Influential lobby groups behind the arm twisting that resulted in Sugar Order 4, which would have allowed the importation of an oversized 300,000 metric tons of sugar, will now have a hard time in trying to manipulate the industry.
The local sector has banded, and the recent appointments in the Sugar Regulatory Administration replaced opportunists with genuine stakeholders.
In a recent forum attended by sugar millers, David Alba, who was the erstwhile general manager of the Asociacion de Agricultores de La Carlota y Pontevedra Inc., pointed out in his address that efforts in Congress for local bottlers to have a liberalized sugar importation regime were solid proof of the pressure being applied on government by multinational soft drinks firms.
He particularly tagged the Committee on Agriculture and Food in the House of Representatives as being influenced to allow the beverage industry to have a separate sugar importation order.

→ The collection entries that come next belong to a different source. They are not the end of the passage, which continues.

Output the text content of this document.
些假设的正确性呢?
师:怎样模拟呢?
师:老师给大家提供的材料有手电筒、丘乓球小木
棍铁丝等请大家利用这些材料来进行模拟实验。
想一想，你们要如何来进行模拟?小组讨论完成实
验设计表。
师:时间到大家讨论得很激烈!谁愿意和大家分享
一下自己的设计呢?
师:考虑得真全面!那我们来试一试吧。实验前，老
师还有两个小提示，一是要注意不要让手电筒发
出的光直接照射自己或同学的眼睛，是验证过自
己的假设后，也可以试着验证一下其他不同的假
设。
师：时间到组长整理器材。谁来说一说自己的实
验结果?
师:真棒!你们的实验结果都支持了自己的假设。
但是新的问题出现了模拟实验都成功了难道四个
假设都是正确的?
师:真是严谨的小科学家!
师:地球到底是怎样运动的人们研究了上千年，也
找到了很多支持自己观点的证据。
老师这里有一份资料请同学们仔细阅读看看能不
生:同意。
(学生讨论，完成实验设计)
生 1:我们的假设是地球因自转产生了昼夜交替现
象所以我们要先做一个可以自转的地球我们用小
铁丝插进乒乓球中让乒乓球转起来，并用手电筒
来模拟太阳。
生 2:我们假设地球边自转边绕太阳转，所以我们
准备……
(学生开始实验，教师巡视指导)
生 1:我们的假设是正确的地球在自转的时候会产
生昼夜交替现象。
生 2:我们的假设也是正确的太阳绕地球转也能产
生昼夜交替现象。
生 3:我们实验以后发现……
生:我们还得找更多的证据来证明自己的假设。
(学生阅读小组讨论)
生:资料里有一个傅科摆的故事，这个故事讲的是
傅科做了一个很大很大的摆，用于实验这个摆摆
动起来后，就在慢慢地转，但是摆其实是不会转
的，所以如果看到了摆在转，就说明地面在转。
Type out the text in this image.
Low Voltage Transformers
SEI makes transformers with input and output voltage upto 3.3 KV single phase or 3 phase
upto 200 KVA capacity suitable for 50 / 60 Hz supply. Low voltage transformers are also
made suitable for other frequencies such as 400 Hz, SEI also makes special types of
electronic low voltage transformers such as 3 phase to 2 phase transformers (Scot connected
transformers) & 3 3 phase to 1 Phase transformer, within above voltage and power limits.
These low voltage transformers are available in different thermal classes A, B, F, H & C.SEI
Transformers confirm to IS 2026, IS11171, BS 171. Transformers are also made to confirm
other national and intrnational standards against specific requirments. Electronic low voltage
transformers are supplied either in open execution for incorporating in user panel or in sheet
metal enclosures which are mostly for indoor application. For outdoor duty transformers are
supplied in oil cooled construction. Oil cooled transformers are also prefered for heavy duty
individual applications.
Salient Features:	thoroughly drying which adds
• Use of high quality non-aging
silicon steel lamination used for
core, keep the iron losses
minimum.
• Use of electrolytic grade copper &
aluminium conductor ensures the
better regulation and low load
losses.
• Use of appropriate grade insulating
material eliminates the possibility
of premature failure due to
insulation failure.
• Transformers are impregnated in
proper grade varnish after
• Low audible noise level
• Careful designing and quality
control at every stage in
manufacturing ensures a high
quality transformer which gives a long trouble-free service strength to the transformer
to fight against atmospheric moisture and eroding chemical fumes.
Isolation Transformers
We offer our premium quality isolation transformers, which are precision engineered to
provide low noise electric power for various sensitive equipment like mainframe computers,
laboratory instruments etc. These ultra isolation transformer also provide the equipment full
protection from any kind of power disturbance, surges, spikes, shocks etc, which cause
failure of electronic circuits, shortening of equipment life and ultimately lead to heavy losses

Alba was among the industry leaders who brought the SRA to court for issuing Sugar Order 3 that allowed the importation of 200,000 metric tons of sugar, which coincided with the industry’s harvest and milling season.
Alba then targeted indirect contempt charges against now resigned SRA administrator Hermenegildo Serafica and former Agriculture secretary William Dar, along with the legal team of the SRA, for breach of two injunction orders on the importation.
“There have been whispers to resurrect the issue of liberalization, and that is something we have to prepare against. This and other threats have never fazed us in the past,” Alba said.
The industry has threatened to call a boycott on bottlers in the country if they insist on importation over sourcing local sugar as inputs.
Coca-Cola Beverages Philippines Inc. said bottlers have a shortfall of 450,000 metric tons of premium refined sugar to allow 100 percent of manufacturing capacity for the rest of the year.
The bottlers are targeting relatively cheap imports from Thailand, which are being kept out due to high tariff on the product.
The local unit of the beverage giant then said it had shut down some of its bottling plants due to supply shortage.
Alba said the government will pursue the importation of 150,000 metric tons of purely refined sugar “as a balancing act” meant to stabilize prices, while also supplying the industrial requirements.
Sugar producers said that since the weather has been holding up, the local industry will be able to supply the huge requirements of the soft drinks makers, which has a huge lucrative market in the Philippines.
The arrival of imported sugar will not interfere with the resumption of operations of refineries in November, Alba said, adding that an SRA order is being drafted to ensure this.
With their minions in SRA removed, the multinational lobby firms are now up against an equally formidable front involving the local industry with government behind it.